For answers to your questions for senior services whether they be affordable housing, transportation, home repair, utility assistance, Medicare assistance, caregiving needs, location of congregant meal sites, nutrition tips, medical screenings, or other services, the Department has a toll-free number to ask questions or apply for assistance: 1-800-96-ELDER (1-800-963-5337).
The full faith-based survey is available here. We have already initiated direct contact with those responders requesting follow up by the department. Those faith-based organizations wishing to participate in this effort are welcome to do so. We are providing the survey to you at http://www.surveymonkey.com/s/InterfaithResourcesforEldersOpenSurvey. An update of responders will be reviewed later, depending on the number of responders.
Some of the highlights from the survey:
- 75 percent indicated at least 26 percent of their members are age 60 and older; however, only 59 percent had a ministry specifically for seniors.

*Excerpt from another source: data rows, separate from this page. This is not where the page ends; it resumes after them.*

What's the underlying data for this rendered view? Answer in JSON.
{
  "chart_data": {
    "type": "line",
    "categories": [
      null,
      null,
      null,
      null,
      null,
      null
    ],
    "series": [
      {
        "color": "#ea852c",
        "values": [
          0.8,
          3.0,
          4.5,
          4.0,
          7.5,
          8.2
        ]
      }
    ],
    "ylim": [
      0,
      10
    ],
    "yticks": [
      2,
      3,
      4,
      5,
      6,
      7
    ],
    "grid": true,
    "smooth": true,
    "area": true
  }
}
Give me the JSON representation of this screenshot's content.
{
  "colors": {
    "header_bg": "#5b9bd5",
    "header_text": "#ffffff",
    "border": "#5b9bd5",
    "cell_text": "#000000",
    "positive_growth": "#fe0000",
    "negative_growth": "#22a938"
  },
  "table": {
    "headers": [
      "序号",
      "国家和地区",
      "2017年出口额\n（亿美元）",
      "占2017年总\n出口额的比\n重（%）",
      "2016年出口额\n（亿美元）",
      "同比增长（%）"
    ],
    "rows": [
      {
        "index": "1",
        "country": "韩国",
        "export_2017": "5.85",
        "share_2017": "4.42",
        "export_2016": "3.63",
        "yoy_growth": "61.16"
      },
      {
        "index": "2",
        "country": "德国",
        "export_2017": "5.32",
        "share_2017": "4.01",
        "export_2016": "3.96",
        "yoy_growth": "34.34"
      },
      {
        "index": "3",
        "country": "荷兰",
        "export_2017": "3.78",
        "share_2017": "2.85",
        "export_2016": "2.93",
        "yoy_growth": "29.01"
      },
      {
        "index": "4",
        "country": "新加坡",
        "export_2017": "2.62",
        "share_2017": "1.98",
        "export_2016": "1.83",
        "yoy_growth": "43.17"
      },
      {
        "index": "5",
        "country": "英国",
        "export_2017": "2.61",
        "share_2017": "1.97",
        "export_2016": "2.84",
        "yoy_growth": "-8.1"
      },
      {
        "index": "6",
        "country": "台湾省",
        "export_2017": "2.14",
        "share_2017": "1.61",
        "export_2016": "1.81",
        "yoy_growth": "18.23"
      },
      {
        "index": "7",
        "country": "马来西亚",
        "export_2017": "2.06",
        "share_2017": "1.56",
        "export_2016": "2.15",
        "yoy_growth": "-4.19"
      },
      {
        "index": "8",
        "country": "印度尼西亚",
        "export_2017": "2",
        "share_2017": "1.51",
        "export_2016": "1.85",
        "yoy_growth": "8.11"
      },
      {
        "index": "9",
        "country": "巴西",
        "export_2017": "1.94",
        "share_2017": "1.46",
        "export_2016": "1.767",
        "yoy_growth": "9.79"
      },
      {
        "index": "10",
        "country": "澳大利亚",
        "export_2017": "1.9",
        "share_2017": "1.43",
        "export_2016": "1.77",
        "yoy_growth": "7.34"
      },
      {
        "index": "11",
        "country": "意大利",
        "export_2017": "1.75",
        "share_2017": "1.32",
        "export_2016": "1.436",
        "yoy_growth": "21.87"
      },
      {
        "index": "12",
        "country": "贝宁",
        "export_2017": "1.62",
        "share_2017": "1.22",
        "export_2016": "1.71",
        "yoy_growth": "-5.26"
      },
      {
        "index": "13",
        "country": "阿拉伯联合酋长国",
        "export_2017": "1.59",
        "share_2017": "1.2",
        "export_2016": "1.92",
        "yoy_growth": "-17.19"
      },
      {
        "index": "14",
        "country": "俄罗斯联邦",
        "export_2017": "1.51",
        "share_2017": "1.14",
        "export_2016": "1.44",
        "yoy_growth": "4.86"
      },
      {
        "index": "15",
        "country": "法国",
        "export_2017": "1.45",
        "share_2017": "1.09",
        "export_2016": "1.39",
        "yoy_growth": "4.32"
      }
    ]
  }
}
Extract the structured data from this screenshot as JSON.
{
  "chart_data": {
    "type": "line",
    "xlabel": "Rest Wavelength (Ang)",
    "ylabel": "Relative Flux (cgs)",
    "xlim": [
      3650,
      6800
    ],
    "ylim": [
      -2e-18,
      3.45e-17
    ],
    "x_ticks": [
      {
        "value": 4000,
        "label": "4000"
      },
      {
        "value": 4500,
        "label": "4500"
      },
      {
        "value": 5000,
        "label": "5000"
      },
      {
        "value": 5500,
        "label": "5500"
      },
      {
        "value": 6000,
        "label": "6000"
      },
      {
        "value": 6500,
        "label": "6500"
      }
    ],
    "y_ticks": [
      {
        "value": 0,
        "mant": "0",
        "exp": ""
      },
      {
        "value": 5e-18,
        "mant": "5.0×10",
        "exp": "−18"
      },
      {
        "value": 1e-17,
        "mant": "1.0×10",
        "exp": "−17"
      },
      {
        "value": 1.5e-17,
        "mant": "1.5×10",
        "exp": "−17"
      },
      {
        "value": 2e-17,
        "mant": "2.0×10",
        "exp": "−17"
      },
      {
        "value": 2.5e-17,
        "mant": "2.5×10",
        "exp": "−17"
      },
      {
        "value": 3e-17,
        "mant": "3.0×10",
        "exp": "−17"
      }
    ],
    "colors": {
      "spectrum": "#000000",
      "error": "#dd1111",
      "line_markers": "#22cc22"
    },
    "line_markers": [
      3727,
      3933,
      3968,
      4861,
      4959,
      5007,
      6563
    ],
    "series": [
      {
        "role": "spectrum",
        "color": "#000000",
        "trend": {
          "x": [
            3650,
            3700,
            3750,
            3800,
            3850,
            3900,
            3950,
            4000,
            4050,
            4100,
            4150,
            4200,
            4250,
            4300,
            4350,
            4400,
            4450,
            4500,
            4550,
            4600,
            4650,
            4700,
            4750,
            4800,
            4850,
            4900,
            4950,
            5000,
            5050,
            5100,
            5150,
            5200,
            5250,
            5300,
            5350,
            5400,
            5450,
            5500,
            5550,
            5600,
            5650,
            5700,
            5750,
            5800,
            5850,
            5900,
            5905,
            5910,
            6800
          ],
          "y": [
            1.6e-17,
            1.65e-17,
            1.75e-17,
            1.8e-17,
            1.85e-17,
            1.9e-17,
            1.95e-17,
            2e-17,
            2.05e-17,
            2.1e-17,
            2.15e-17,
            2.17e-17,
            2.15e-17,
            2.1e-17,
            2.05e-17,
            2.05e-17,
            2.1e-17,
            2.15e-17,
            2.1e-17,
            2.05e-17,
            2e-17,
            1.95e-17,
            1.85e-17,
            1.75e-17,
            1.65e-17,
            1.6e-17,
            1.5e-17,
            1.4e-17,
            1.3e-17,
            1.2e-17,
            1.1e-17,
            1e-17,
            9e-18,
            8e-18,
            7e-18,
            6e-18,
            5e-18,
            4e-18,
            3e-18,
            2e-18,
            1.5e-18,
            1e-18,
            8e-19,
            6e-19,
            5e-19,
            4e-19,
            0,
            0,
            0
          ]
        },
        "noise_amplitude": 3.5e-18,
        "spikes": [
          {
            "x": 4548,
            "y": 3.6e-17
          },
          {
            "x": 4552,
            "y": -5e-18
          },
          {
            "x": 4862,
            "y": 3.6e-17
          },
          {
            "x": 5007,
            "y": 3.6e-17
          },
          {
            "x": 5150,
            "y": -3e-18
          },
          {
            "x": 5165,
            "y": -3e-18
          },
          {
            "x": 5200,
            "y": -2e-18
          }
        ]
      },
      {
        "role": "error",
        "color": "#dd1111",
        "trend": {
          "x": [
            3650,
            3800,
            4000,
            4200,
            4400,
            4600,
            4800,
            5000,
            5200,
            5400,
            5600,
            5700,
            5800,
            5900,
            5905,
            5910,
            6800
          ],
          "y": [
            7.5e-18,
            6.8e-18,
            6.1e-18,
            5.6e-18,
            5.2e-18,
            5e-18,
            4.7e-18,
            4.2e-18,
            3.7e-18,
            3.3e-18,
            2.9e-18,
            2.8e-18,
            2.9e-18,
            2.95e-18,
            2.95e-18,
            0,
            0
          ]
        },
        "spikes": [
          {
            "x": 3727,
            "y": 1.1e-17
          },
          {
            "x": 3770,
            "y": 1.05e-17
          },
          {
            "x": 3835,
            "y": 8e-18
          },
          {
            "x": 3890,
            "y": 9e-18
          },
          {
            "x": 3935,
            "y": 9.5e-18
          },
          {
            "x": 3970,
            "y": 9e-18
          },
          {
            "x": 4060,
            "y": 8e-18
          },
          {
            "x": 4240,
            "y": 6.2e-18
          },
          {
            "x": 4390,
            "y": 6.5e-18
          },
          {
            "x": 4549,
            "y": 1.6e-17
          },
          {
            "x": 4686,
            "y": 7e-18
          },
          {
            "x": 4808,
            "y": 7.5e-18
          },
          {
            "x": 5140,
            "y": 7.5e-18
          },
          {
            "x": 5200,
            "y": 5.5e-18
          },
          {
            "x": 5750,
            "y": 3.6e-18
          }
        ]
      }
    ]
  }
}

- 79 percent of respondents provide cargiving services and support to their members age 60 and older.
- Many congregations have members facing transition decisions such as retirement, relocating to a long-term care facility, and providing caregiving services to their aging parents.
- 95 percent of senior congregant members are dealing with health issues such as diabetes, Alzheimer’s disease, and Parkinson’s.
- Over 60 percent of seniors are the primary caregiver for their grandchildren.
- At least 70 percent of respondents indicated they have never partnered with an aging organization.
Someone once said, “You’d be surprised how much can get done if you don’t care who gets the credit.” The Department of Elder Affairs subscribes to this. We want those needing help to receive help. By joining resources, you would be surprised how effective one small vision can be.